In shadow work circles there is sometimes talk of ‘shadow benefits’. There is no limit to the number of convincing sounding reasons available for justifying all kind of dissonant behaviours while hiding the full set of reasons even from oneself.

Known suffering is often less scary than unknown freedom. Victimhood is often easier than the unknown of change or asserting yourself. Generalising the opposite sex as bad is often easier than confronting the possibility of nuance and what that brings up in turn. Identifying with your personality preferences is often easier than working with them, like an introvert who now has an excuse to not meet with the world. Sometimes there is the opposite problem and embracing your preferences wholly, which would be an act of true self-love, is the truly difficult thing. As always there is truth to both sides, but finding the deeper truth always requires a meeting of both.

Sometimes even disabilities and medical labels can be held onto precisely because a person secretly benefits from having them. It’s no longer merely a physical state of anxiety or distraction or whatever, but my Aspergers, my ADHD and my anxiety. Medicalisation provides an almost unassailable defence that no one ought dare to challenge. Medicalise a pattern of tendencies or behaviours and you will find some temporary relief, but every label is as much a pointer towards understanding as it is a limitation on it. The fact this is controversial to point out is itself the tell.

Whether or not you believe you are responsible, you’re probably right.

It is only through tussling with the light and dark sides of both the impulse and its antithesis that one experiences the third movement of insight into any given behaviour, and that is synthesis.

Synthesis means to have brought both sides into awareness and reconciled them. One understands the answer to the question ‘why am I doing what I’m doing?’ They see the need for gratification, security, justice, attention, to be loved and admired, to be significant, and they don’t deem any of it as bad or wrong in itself. These can all have wholesome roots, but they must be considered alongside their impacts when unacknowledged, and the need for their opposite.

Getting attention is not merely ‘me getting attention’—it is also another person giving attention. Selling something doesn’t merely get you money—it also transfers it from someone else. Gratification is needed but it isn’t a permanent state. And not only isn’t but cannot be, because otherwise there would be no growth, no journey and nothing here in the first place to be gratified.
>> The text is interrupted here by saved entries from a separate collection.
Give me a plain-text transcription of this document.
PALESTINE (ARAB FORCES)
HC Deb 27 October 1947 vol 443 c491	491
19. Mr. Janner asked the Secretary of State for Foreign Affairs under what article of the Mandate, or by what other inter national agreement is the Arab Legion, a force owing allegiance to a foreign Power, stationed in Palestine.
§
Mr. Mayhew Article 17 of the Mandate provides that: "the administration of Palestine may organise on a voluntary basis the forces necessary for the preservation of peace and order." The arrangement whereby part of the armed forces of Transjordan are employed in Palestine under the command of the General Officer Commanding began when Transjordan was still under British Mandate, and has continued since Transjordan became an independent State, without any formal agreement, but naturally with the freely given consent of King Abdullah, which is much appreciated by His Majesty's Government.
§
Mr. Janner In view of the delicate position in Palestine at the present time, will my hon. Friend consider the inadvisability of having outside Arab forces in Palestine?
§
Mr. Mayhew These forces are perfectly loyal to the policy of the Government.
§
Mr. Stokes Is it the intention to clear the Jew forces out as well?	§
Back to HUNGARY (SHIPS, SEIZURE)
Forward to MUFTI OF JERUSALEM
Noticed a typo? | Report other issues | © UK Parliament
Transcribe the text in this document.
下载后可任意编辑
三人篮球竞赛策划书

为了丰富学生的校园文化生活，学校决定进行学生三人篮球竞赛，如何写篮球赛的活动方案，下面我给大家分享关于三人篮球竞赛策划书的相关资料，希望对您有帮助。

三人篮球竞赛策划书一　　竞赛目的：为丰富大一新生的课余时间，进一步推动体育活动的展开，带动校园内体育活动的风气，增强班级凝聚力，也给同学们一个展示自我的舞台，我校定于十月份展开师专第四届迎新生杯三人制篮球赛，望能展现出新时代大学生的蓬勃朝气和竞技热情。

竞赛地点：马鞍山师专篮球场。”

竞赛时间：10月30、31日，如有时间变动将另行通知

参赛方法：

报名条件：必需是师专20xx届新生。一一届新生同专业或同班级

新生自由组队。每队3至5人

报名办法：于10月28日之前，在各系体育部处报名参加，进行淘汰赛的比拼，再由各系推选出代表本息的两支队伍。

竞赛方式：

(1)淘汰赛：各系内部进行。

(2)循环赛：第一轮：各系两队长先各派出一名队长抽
At the level of synthesis, the link has been made between causes and consequences. One understands precisely what actions have led to the current experience, as well as what decisions made now will lead to in the future. By being conscious of both causes and consequences, they can truly make the right decisions for them that reconcile inner contradiction.

Only the third level of awareness can truly meet both needs and therefore be used to enact meaningful change. Everything else on the way is merely compromise and displacement into other behaviours.

Why are you doing what you’re doing?